Abebrese Emmanuel L, Ali Syed H, Arnold Zachary R, Andrews Victoria M, Armstrong Katharine, Burns Lindsay, Crowder Hannah R, Day R Thomas, Hsu Daniel G, Jarrell Katherine, Lee Grace, Luo Yi, Mugayo Daphine, Raza Zain, Friend Kyle
Department of Chemistry and Biochemistry, Washington and Lee University, Lexington, Virginia, United States of America.
PLoS One. 2017 May 17;12(5):e0175393. doi: 10.1371/journal.pone.0175393. eCollection 2017.
Canonical pre-mRNA splicing requires snRNPs and associated splicing factors to excise conserved intronic sequences, with a minimum intron length required for efficient splicing. Non-canonical splicing-intron excision without the spliceosome-has been documented; most notably, some tRNAs and the XBP1 mRNA contain short introns that are not removed by the spliceosome. There have been some efforts to identify additional short introns, but little is known about how many short introns are processed from mRNAs. Here, we report an approach to identify RNA short introns from RNA-Seq data, discriminating against small genomic deletions. We identify hundreds of short introns conserved among multiple human cell lines. These short introns are often alternatively spliced and are found in a variety of RNAs-both mRNAs and lncRNAs. Short intron splicing efficiency is increased by secondary structure, and we detect both canonical and non-canonical short introns. In many cases, splicing of these short introns from mRNAs is predicted to alter the reading frame and change protein output. Our findings imply that standard gene prediction models which often assume a lower limit for intron size fail to predict short introns effectively. We conclude that short introns are abundant in the human transcriptome, and short intron splicing represents an added layer to mRNA regulation.

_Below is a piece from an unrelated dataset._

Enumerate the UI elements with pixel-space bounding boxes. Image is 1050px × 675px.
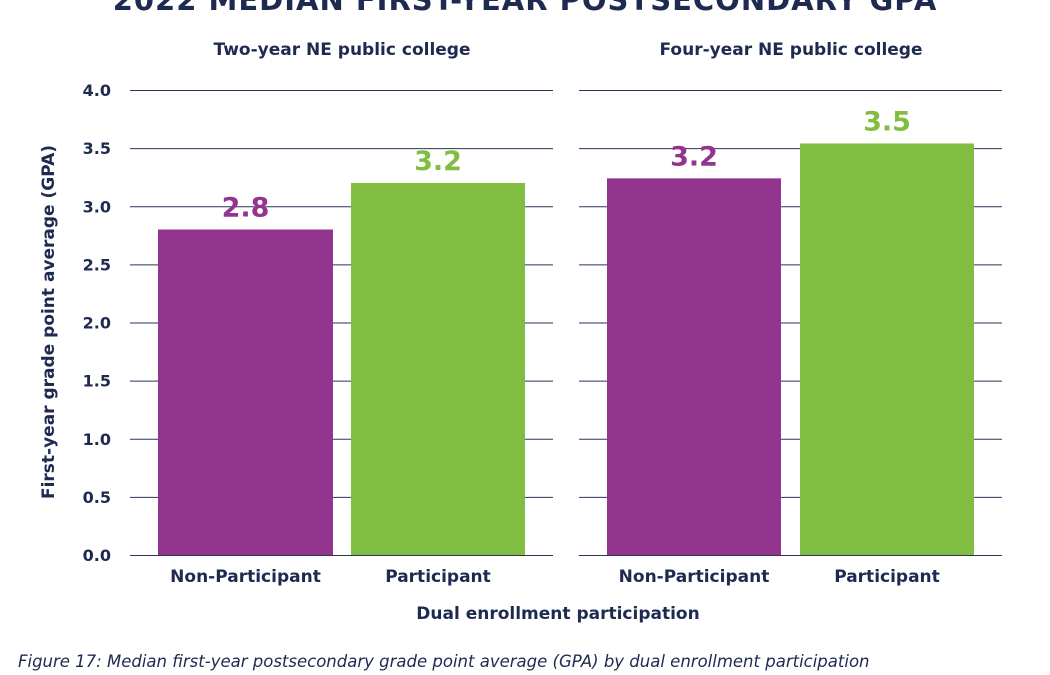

经典的前体mRNA剪接需要小核核糖核蛋白(snRNPs)和相关的剪接因子来切除保守的内含子序列,高效剪接需要最小的内含子长度。已经有文献报道了无剪接体的非经典剪接——内含子切除;最值得注意的是,一些tRNA和XBP1 mRNA含有不被剪接体去除的短内含子。已经有人努力去识别其他的短内含子,但对于从mRNA加工而来的短内含子数量知之甚少。在这里,我们报告了一种从RNA测序数据中识别RNA短内含子的方法,以区分小的基因组缺失。我们在多种人类细胞系中识别出数百个保守的短内含子。这些短内含子经常发生可变剪接,并且存在于多种RNA中——包括mRNA和长链非编码RNA(lncRNA)。短内含子的剪接效率因二级结构而提高,并且我们检测到了经典和非经典的短内含子。在许多情况下,从mRNA中剪接这些短内含子预计会改变阅读框并改变蛋白质输出。我们的发现表明,通常假设内含子大小有下限的标准基因预测模型无法有效地预测短内含子。我们得出结论,短内含子在人类转录组中很丰富,并且短内含子剪接代表了mRNA调控的一个附加层面。